Di tengah kesibukan dunia modern yang serba cepat dan padat, salat Jumat hadir sebagai jeda spiritual yang sangat berharga bagi umat Muslim. Ibadah yang diwajibkan setiap hari Jumat ini bukan sekadar rutinitas mingguan, melainkan momen penting untuk menyegarkan kembali keimanan dan memperkuat ikatan sosial dalam komunitas.
Salat Jumat memiliki nilai ibadah yang tinggi, sebagaimana disebutkan dalam Al-Qur’an,
يٰٓاَيُّهَا الَّذِيْنَ اٰمَنُوْٓا اِذَا نُوْدِيَ لِلصَّلٰوةِ مِنْ يَّوْمِ الْجُمُعَةِ فَاسْعَوْا اِلٰى ذِكْرِ اللّٰهِ وَذَرُوا الْبَيْعَۗ ذٰلِكُمْ خَيْرٌ لَّكُمْ اِنْ كُنْتُمْ تَعْلَمُوْنَ
“Wahai orang-orang yang beriman! Apabila diseru untuk melaksanakan salat pada hari Jumat, maka bersegeralah kamu kepada mengingat Allah dan tinggalkanlah jual beli...” (QS. Al-Jumu’ah: 9). Ayat ini menegaskan bahwa salat Jumat harus menjadi prioritas, bahkan di atas aktivitas duniawi sekalipun.
Dalam konteks modern, di mana banyak orang terjebak dalam rutinitas pekerjaan dan tekanan hidup, salat Jumat menjadi waktu untuk berhenti sejenak, merenung, dan kembali menyadari tujuan hidup yang hakiki. Khutbah yang disampaikan pun bisa menjadi pengingat moral dan spiritual yang dibutuhkan di tengah hiruk pikuk dunia. Lebih dari itu, salat Jumat juga mempererat ukhuwah Islamiyah. Di masjid, tak ada perbedaan status sosial—semua berdiri sejajar sebagai hamba Allah. Inilah kekuatan spiritual dan sosial yang membuat salat Jumat tetap relevan, bahkan semakin penting, di era modern seperti sekarang.
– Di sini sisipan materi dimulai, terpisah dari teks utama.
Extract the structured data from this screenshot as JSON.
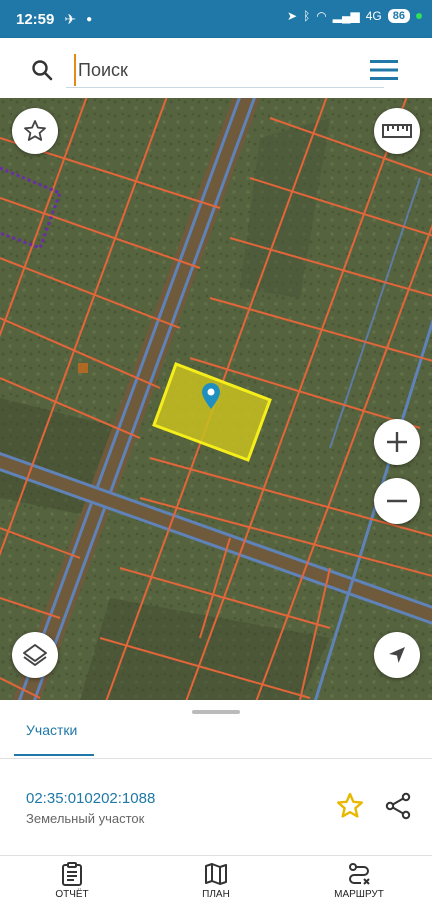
{
  "status_bar": {
    "time": "12:59",
    "network": "4G",
    "battery": "86"
  },
  "search": {
    "placeholder": "Поиск"
  },
  "sheet": {
    "tab": "Участки",
    "parcel_id": "02:35:010202:1088",
    "parcel_type": "Земельный участок"
  },
  "bottom_nav": [
    {
      "label": "ОТЧЁТ",
      "icon": "clipboard-icon"
    },
    {
      "label": "ПЛАН",
      "icon": "map-icon"
    },
    {
      "label": "МАРШРУТ",
      "icon": "route-icon"
    }
  ],
  "colors": {
    "accent": "#1f78a8",
    "parcel_fill": "#c8c020",
    "parcel_border": "#f5ee1a",
    "boundary": "#e2663a",
    "road": "#5f83b8",
    "favorite": "#e8b800"
  }
}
Selain itu, salat Jumat juga menjadi sarana untuk menanamkan nilai-nilai kepedulian sosial. Dalam khutbah, sering kali disampaikan pesan-pesan tentang keadilan, empati, dan tanggung jawab sosial. Ini menjadi pengingat bagi umat Islam agar tidak hanya fokus pada ibadah ritual, tetapi juga aktif berkontribusi dalam membangun masyarakat yang lebih baik, adil, dan penuh kasih sayang.
Dengan segala manfaat spiritual dan sosial yang dimilikinya, salat Jumat seharusnya tidak hanya dipandang sebagai kewajiban mingguan, tetapi juga sebagai kebutuhan batiniah di tengah arus kehidupan modern yang kian kompleks. Menjadikan salat Jumat sebagai bagian dari gaya hidup seorang Muslim bukan hanya bentuk ketaatan, tetapi juga upaya menjaga keseimbangan antara dunia dan akhirat.
Salah satu kisah inspiratif datang dari sahabat Nabi, Abdullah bin Mas’ud radhiyallahu ‘anhu, yang dikenal sangat menjaga salat Jumatnya. Meskipun kondisi fisiknya lemah dan kehidupannya tidak mewah, ia selalu berusaha datang lebih awal ke masjid dan duduk di saf depan. Ia memahami bahwa salat Jumat bukan sekadar kewajiban, tapi kesempatan emas untuk mendekat kepada Allah dan mendapatkan limpahan pahala. Semangatnya ini menjadi teladan bahwa siapapun, dalam kondisi apapun, bisa memuliakan hari Jumat dengan sungguh-sungguh.